The 24th edition of the ICABR conference was very different from the previous 23, to say the least. For obvious reasons, no one is travelling and meeting in person in big groups. This was no different for researchers and academics originally planning (pre-COVID) on attending the ICABR conference in person this year. Meeting online this year had one notable positive aspect, it allowed a truly global community of researchers to come together and exchange ideas about the bioeconomy. It was amazing to discover the plethora of topics related to the bioeconomy being researched in Asia, Africa, Latin America, Europe, and North America. Due to the ease of access, anyone in the ICABR community was able to see any presentation they desired, and all presentations are now available on the ICABR YouTube Channel. For our first attempt at presenting digital, we feel like it was a real success, and we hope that those who weren’t able to join can find time to check out the fantastic presentation videos online.
Latin American Researchers
Originally, the conference was supposed to take place in the beautiful city of Córdoba, Argentina, June 29 – July 3, 2020. This would have been the first time the conference would have been held in Latin America, and all thanks to IICA and the Argentine Ministry of Agriculture. While the in-person venue was cancelled, the focus of the conference did not change, as Latin America plays a vital role in the bioeconomy. A total of 27 researchers from Latin America presented their work at this years’ conference. Specifically, researchers from Argentina, Brazil, Chile, Colombia, Costa Rica, and Peru showcased areas and topics related to the bioeconomy being studied in each of those countries. It was inspiring to see that researchers in these countries have long recognized that biotechnology can contribute to economic development and natural resource conservation, as well as climate change mitigation.

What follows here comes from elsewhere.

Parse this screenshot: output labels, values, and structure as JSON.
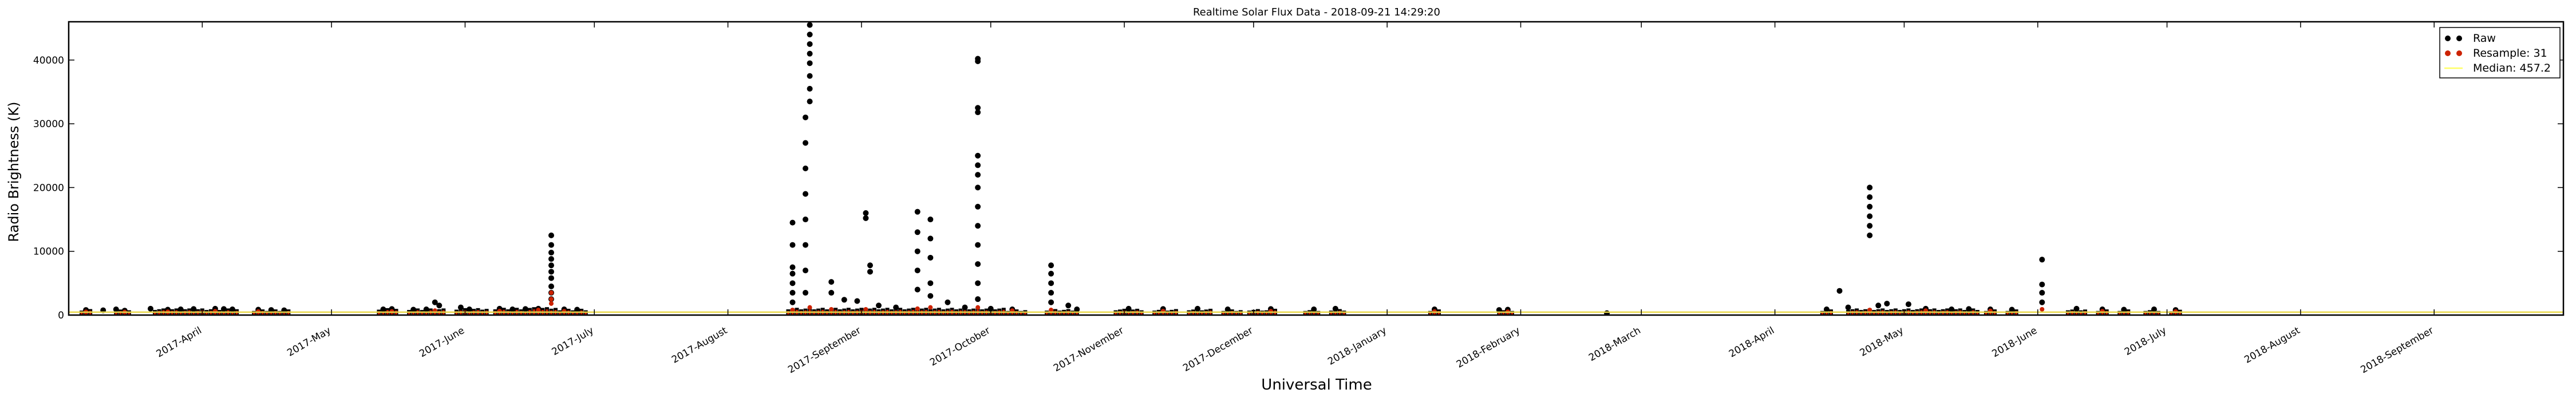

Below I describe just a few examples of the fascinating presentations I was able to see at this year’s ICABR Conference.
Argentina undergoes periodic economic recessions and socio-political crises (more on this here). In addition, the country suffers the effects of climate change and has begun implementing a series of adaptation measures. One such measure is a carbon tax implemented in 2018, that is not having the intended consequences according to a study presented at ICABR 2020. That is, it is not reducing greenhouse gas emissions at all, rather emissions are falling due to a reduction in the rate of economic growth. A perspective that could well serve other countries should they pursue a similar policy; a policy of such magnitude needs to be refined and adjusted according to the economic realities of each country. It was very interesting to learn about a study that considers both climate change and monetary policy.
Other things are happening in Argentina as well. Another researcher at ICABR 2020 discussed the dynamic and fast-growing tech sector, fueled by a growing number of technically capable and “outside the box” thinkers, is partnering with the agricultural industry to usher in a new wave of agricultural innovations. Argentina is poised to embrace precision agriculture in the coming years and the possibilities seem limitless.
ICABR 2020 also had an amazing series of expert panels. I was able to see a fascinating discussion between world experts about the genetic modification (GM) of banana. If this crop is allowed to be grown by farmers, and is embraced by consumers, it could be a game-changing crop with many positive impacts. While this panel was truly international (researchers from Switzerland, Colombia, Kenya, and the United States were present), there was a special focus on Colombia. The International Center for Tropical Agriculture which is based in Colombia; the Policy division of this institute is very interested in GM banana as a means to aid farmers to fight Black Sigatoka. A disease that causes significant economic damage to banana plantations in the country. The adoption of GM banana in Colombia would be very good news for both producers and consumers.
Another South American country was present at this year’s ICABR conference. A Peruvian researcher discussed the importance of cocoa worldwide, and how its production in Peru involves some 90,000 families. Traditionally, the pod husk is considered a waste product that goes unused once the cocoa beans are extracted. Peruvian researchers are now using it to develop a biopolymer by transforming it through mechanical and chemical means. The husk can also be used as a substitute for wood, in which rural families use a heat source for cooking, which could potentially reduce deforestation.
Latin American at ICABR 2020
I was very surprised to see how advanced bioeconomy issues have been discussed or researched in many Latin American countries. I am very hopeful that biotechnology will play an increasing role in the economic development of these countries. I look forward to ICABR 2021, in whatever format we can meet. I am sure that based on this years’ experience, more Latin American researchers will feel compelled to showcase their work at ICABR 2021.